Я ни о чем не думал, машинально переставляя ноги, как будто от чего-то убегал. Стемнело. А я все шел. Потом присел на камень и сидел, опустошенный и отрешенный от всего на свете. Пришел я в себя оттого, что почувствовал холод. Я весь дрожал от ночной прохлады. «Как я здесь очутился? — подумал я. — Что меня сюда привело?» Я решительно не знал, где нахожусь, повернул в обратную сторону и пошел наугад, в темноте не разбирая дороги. Потом я запутался в колючих зарослях ежевики. Расцарапал лицо и руки, изорвал одежду. Наконец выбрался на дорогу, зажег спичку и посмотрел на часы. Была половина второго ночи. Конечно, никаких машин. Я продолжал идти в надежде на какой-нибудь дом у дороги. И в самом деле, скоро вдалеке замерцало огнями какое-то строение. Я бегом добрался до него и увидел, что это станция Вазиани.
Не обнаружив ни одной живой души, я постучал к дежурному.
— Войдите, — ответили мне изнутри.
Я вошел. У стола сидел худощавый парень. Мне сразу бросились в глаза его огромные оттопыренные унта, как будто вместо ушей у него были ангельские крылья. Видимо, я выглядел неважно, потому что он быстро встал и застыл у стены.

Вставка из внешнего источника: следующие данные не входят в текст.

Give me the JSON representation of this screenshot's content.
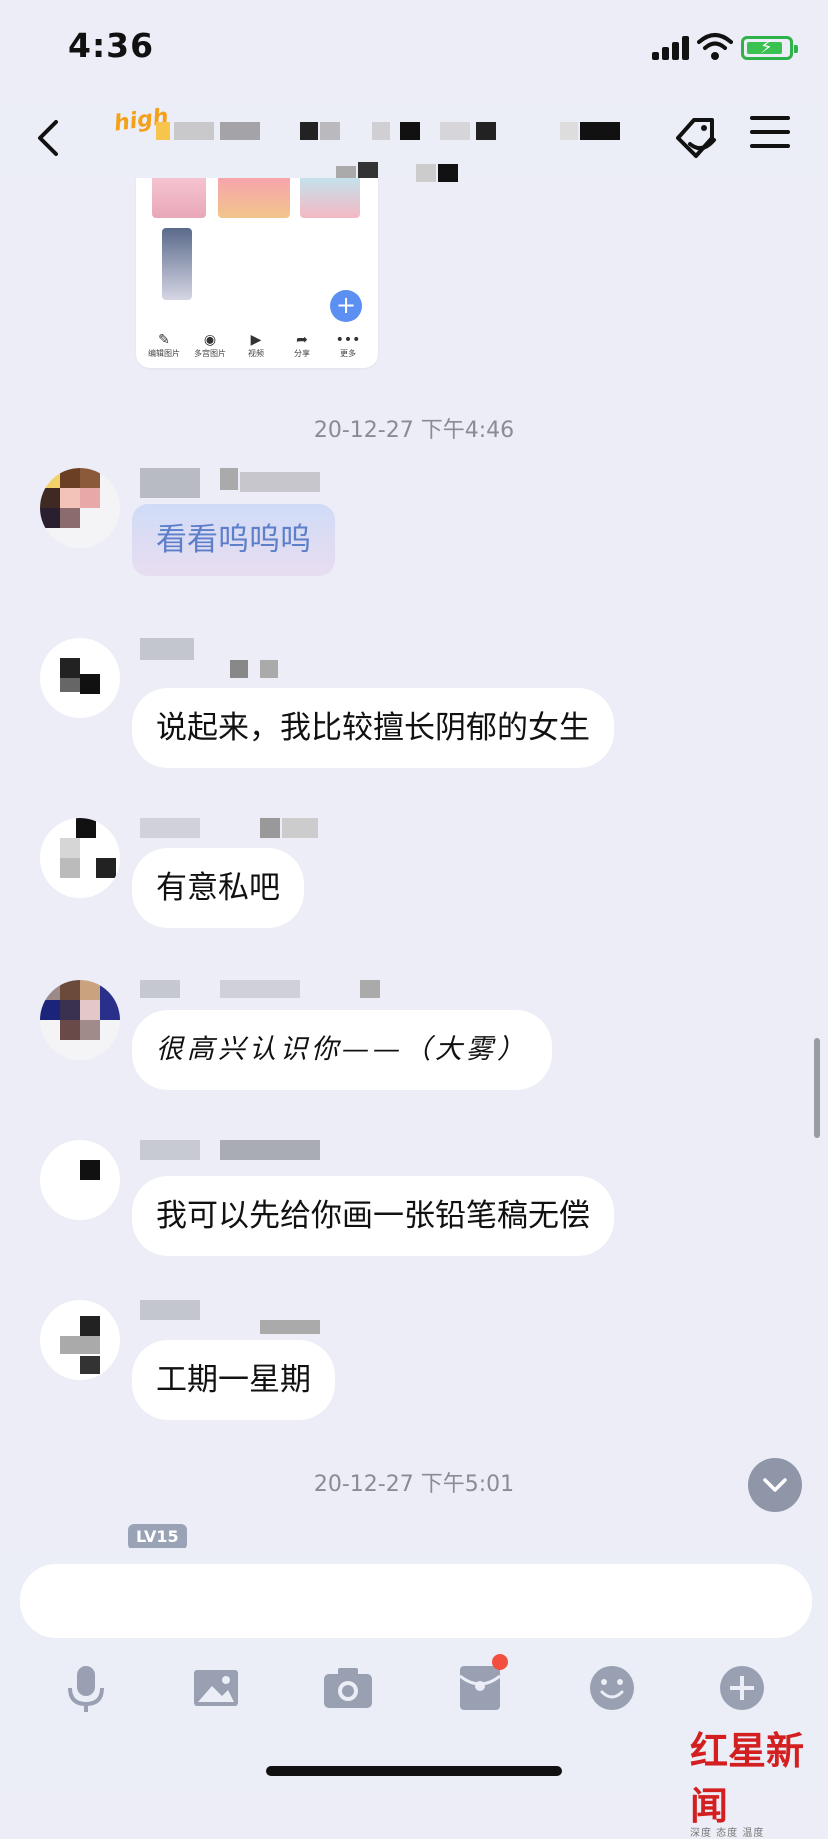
{
  "status_bar": {
    "time": "4:36"
  },
  "nav": {
    "badge_text": "high"
  },
  "image_card": {
    "tools": [
      "编辑图片",
      "多宫图片",
      "视频",
      "分享",
      "更多"
    ]
  },
  "messages": [
    {
      "type": "timestamp",
      "text": "20-12-27 下午4:46"
    },
    {
      "type": "message",
      "style": "fancy",
      "text": "看看呜呜呜"
    },
    {
      "type": "message",
      "style": "plain",
      "text": "说起来，我比较擅长阴郁的女生"
    },
    {
      "type": "message",
      "style": "plain",
      "text": "有意私吧"
    },
    {
      "type": "message",
      "style": "script",
      "text": "很高兴认识你——（大雾）"
    },
    {
      "type": "message",
      "style": "plain",
      "text": "我可以先给你画一张铅笔稿无偿"
    },
    {
      "type": "message",
      "style": "plain",
      "text": "工期一星期"
    },
    {
      "type": "timestamp",
      "text": "20-12-27 下午5:01"
    }
  ],
  "level_badge": "LV15",
  "input": {
    "value": "",
    "placeholder": ""
  },
  "watermark": {
    "brand": "红星新闻",
    "tagline": "深度 态度 温度"
  },
  "colors": {
    "background": "#ecedf7",
    "bubble": "#ffffff",
    "fab": "#5b8ff2",
    "notify": "#f34f3f"
  }
}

— Не бойтесь, — сказал я, — я немного исцарапался в ежевике.
Мое сообщение насторожило его еще больше. Тогда я достал из кармана документы и протянул ему. Он читал их очень долго, исподлобья поглядывал на меня, наверно, проверял сходство с фотокарточкой. Потом поспешно сказал:
— Садитесь, пожалуйста!
Я сел на стул.
— На Тбилиси, конечно, поездов нет? — спросил я.
— До утра не будет, — ответил он, возвращая документы. — Что с вами случилось? Вы попали в аварию?
— Нет.
— А-а, — протянул он таким тоном, словно ему вдруг все стало ясно.
«Он принял меня за сумасшедшего, — подумал я. — Что ж, глядя на меня, трудно подумать что-нибудь другое».
— У вас найдется что-нибудь поесть?
— Конечно, — быстро ответил он, доставая из ящика банку мацони и кусок хлеба. — Прошу вас.
Я моментально разделался с едой и выжидающе взглянул на него.
— Больше у меня ничего нет, — виноватым голосом сказал он.
— Можно мне позвонить в Тбилиси? — попросил я.